Im Hier und Jetzt sind die sportlichen Defizite vielfach beschrieben, die Mixtur aus der seit Herbst anhaltenden offensiven Harmlosigkeit, die zur Rückrunde aufgekommene defensive Instabilität und die spieltagswiederkehrende Treterei samt folgerichtiger Sperren, sind nicht zu kompensieren. Wie auch? Die zusammenfassende Darstellung der Schwächen lässt sich ja auf einen Punkt bringen: Es mangelt an allem, nichts geht mehr zusammen. Dazu kommen Verletzungen und die Schläfrigkeit auf dem Transfermarkt in der Winterpause (zu letzterem bleibt in Bezug auf den Rückrundenverlauf nur zu fragen: Henne oder Ei?) Und nun gesellt sich ganz offenkunding ein gewisser interner Unfrieden hinzu. Das, was Trainer Niko Kovac zum Kollektiv („Trettertruppe“ und „taube Ohren“) und was sowohl er als auch Lukas Hradecky und Timothy Chandler zu Haris Seferovic sagten („Idiotue“ „inakzeptabel“ „saftige Geldstrafe“), lässt dann doch tiefer blicken als man meint. Wobei Kovac ja die Ursünde begangen hat und quasi die Quittung dafür bekam: Er bringt nicht nur genau den Spieler, der seit zwei, zweieinhalb Jahren keine ausreichende Leistung mehr gebracht hat, er bringt ihn in genau dem Moment als der Vereinswechsel spruchreif ist. Zählt man eins und eins zusammen – mangelnde Qualität plus im Kopf anderswo – muss man sich über diese Personalie als Coach am wenigsten aufregen.
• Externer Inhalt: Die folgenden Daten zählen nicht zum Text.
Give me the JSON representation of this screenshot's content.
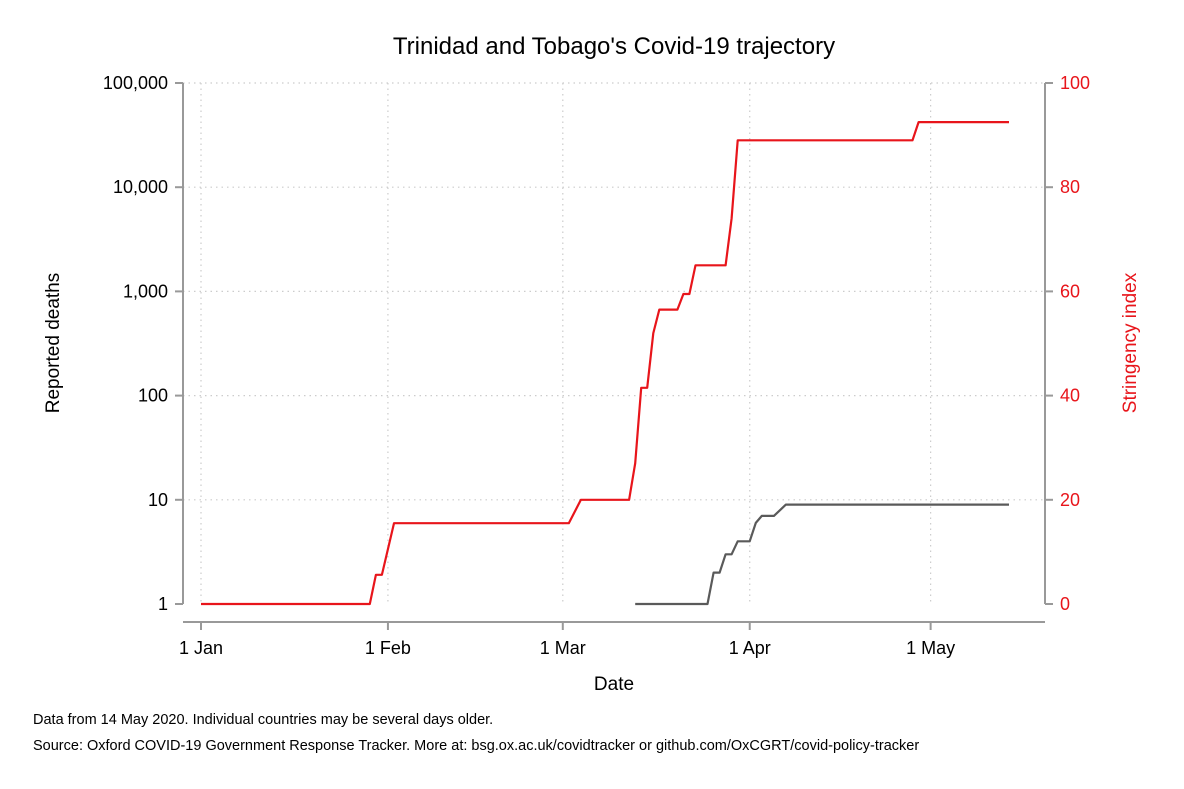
{
  "chart_data": {
    "type": "line",
    "title": "Trinidad and Tobago's Covid-19 trajectory",
    "xlabel": "Date",
    "ylabel": "Reported deaths",
    "y2label": "Stringency index",
    "x_ticks": [
      "2020-01-01",
      "2020-02-01",
      "2020-03-01",
      "2020-04-01",
      "2020-05-01"
    ],
    "x_tick_labels": [
      "1 Jan",
      "1 Feb",
      "1 Mar",
      "1 Apr",
      "1 May"
    ],
    "xlim": [
      "2020-01-01",
      "2020-05-14"
    ],
    "y_scale": "log",
    "ylim": [
      1,
      100000
    ],
    "y_ticks": [
      1,
      10,
      100,
      1000,
      10000,
      100000
    ],
    "y_tick_labels": [
      "1",
      "10",
      "100",
      "1,000",
      "10,000",
      "100,000"
    ],
    "y2lim": [
      0,
      100
    ],
    "y2_ticks": [
      0,
      20,
      40,
      60,
      80,
      100
    ],
    "y2_tick_labels": [
      "0",
      "20",
      "40",
      "60",
      "80",
      "100"
    ],
    "grid": true,
    "colors": {
      "deaths": "#5a5a5a",
      "stringency": "#e8151b"
    },
    "series": [
      {
        "axis": "left",
        "points": [
          [
            "2020-03-13",
            1
          ],
          [
            "2020-03-25",
            1
          ],
          [
            "2020-03-26",
            2
          ],
          [
            "2020-03-27",
            2
          ],
          [
            "2020-03-28",
            3
          ],
          [
            "2020-03-29",
            3
          ],
          [
            "2020-03-30",
            4
          ],
          [
            "2020-04-01",
            4
          ],
          [
            "2020-04-02",
            6
          ],
          [
            "2020-04-03",
            7
          ],
          [
            "2020-04-05",
            7
          ],
          [
            "2020-04-07",
            9
          ],
          [
            "2020-05-14",
            9
          ]
        ]
      },
      {
        "axis": "right",
        "points": [
          [
            "2020-01-01",
            0
          ],
          [
            "2020-01-29",
            0
          ],
          [
            "2020-01-30",
            5.6
          ],
          [
            "2020-01-31",
            5.6
          ],
          [
            "2020-02-02",
            15.5
          ],
          [
            "2020-03-02",
            15.5
          ],
          [
            "2020-03-04",
            20
          ],
          [
            "2020-03-12",
            20
          ],
          [
            "2020-03-13",
            27
          ],
          [
            "2020-03-14",
            41.5
          ],
          [
            "2020-03-15",
            41.5
          ],
          [
            "2020-03-16",
            52
          ],
          [
            "2020-03-17",
            56.5
          ],
          [
            "2020-03-20",
            56.5
          ],
          [
            "2020-03-21",
            59.5
          ],
          [
            "2020-03-22",
            59.5
          ],
          [
            "2020-03-23",
            65
          ],
          [
            "2020-03-28",
            65
          ],
          [
            "2020-03-29",
            74
          ],
          [
            "2020-03-30",
            89
          ],
          [
            "2020-04-28",
            89
          ],
          [
            "2020-04-29",
            92.5
          ],
          [
            "2020-05-14",
            92.5
          ]
        ]
      }
    ]
  },
  "footnotes": {
    "line1": "Data from 14 May 2020. Individual countries may be several days older.",
    "line2": "Source: Oxford COVID-19 Government Response Tracker. More at: bsg.ox.ac.uk/covidtracker or github.com/OxCGRT/covid-policy-tracker"
  }
}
Offenen Auges ins Verderben gerannt in diesem Punkt. Der lange glänzende Trainer beginnt leider gerade matter zu werden – weniger wegen der Ergebnisse sondern wegen persistentem Spielweisen-Defizit und manch seltsamen PersonalEntscheidungen. Bei den Statements zum Nicht-Tretertruppendasein der SGE hat er ja bereits (zurecht) Kreide gefressen.
Eintracht Frankfurt lässt jedenfalls allem Anschein nach aktuell genau jene riesige Chance auf nachhaltige Entwicklung und Erfolg liegen, die beispielsweise Borussia Mönchengladbach 2011/2012 so famos genutzt hat: vom Relegationsplatz und Fast-Abstieg auf Rang 4. Und wenn man dann so in sich reinhorcht ist da eben diese Stimme der Gewissheit: Wenn einer abreißen lässt, wenn eines der Überraachungsteams absackt, war es klar dass es die Eintracht ist; einfach weil das ins Naturell, in die Erfahrung passt.
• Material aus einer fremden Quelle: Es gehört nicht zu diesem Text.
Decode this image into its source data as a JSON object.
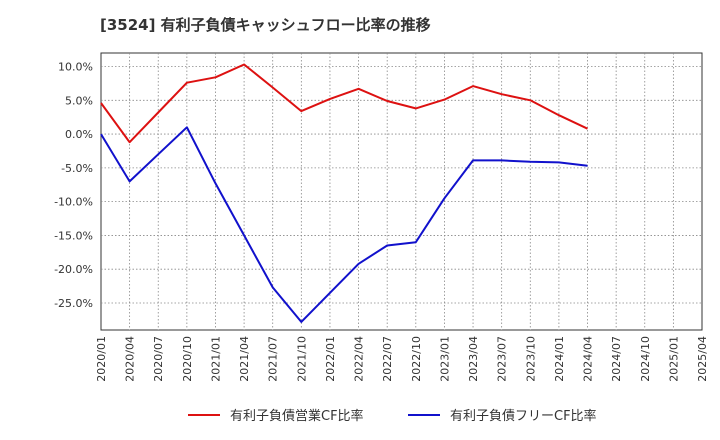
{
  "chart_data": {
    "type": "line",
    "title": "[3524]  有利子負債キャッシュフロー比率の推移",
    "xlabel": "",
    "ylabel": "",
    "x_ticks": [
      "2020/01",
      "2020/04",
      "2020/07",
      "2020/10",
      "2021/01",
      "2021/04",
      "2021/07",
      "2021/10",
      "2022/01",
      "2022/04",
      "2022/07",
      "2022/10",
      "2023/01",
      "2023/04",
      "2023/07",
      "2023/10",
      "2024/01",
      "2024/04",
      "2024/07",
      "2024/10",
      "2025/01",
      "2025/04"
    ],
    "y_ticks": [
      "10.0%",
      "5.0%",
      "0.0%",
      "-5.0%",
      "-10.0%",
      "-15.0%",
      "-20.0%",
      "-25.0%"
    ],
    "y_tick_values": [
      10,
      5,
      0,
      -5,
      -10,
      -15,
      -20,
      -25
    ],
    "ylim": [
      -29,
      12
    ],
    "grid": true,
    "legend_position": "bottom",
    "series": [
      {
        "name": "有利子負債営業CF比率",
        "color": "#dd1111",
        "values": [
          4.6,
          -1.2,
          3.2,
          7.6,
          8.4,
          10.3,
          6.9,
          3.4,
          5.2,
          6.7,
          4.9,
          3.8,
          5.1,
          7.1,
          5.9,
          5.0,
          2.8,
          0.8,
          null,
          null,
          null,
          null
        ]
      },
      {
        "name": "有利子負債フリーCF比率",
        "color": "#1111cc",
        "values": [
          0.0,
          -7.0,
          -3.0,
          1.0,
          -7.3,
          -15.0,
          -22.7,
          -27.8,
          -23.5,
          -19.2,
          -16.5,
          -16.0,
          -9.5,
          -3.9,
          -3.9,
          -4.1,
          -4.2,
          -4.7,
          null,
          null,
          null,
          null
        ]
      }
    ]
  }
}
Spinnen wir den aktuellen Trend, der sich in Ergebnissen ja tatsächlich erst jetzt niederschlägt, den man aber – ich wiederhole mich – bereits im November 2016 erkennen konnte, doch mal pessimistisch fort: Die Eintracht landet mit irgendetwas um die 45 Punkte auf Rang 9 oder 10, der Geschmack dieser Nach-Relegations-Saison ist „verpasste Chance“, nicht „starkes Comback“. Im Zuge dessen, also mangels europäischer Spiele verlassen neben Jesus Vallejo auch Lukas Hradecky und Alexander Meier den Klub. Ante Rebics Zukunft ist aufgrund der Vertragslage und der zugrunde liegenden Transfersumme offen, das sportliche wie finanzielle Gewicht von Mijat Gacinovic hat hingegen abgenommen. Die Korsettstangen 2017/2018 sind die allmählich alternden David Abraham und Makoto Hasebe, der dauer-schwerverletzte Marc Stendera sowie Aymane Barkok als das nächste Zukunfts-Versprechen. Marco Russ gibt den Folklore-Kapitän, Omar Mascarell den aggressiven Anführer und die Transferpolitik geht in dieselbe Richtung wie im Sommer 2016.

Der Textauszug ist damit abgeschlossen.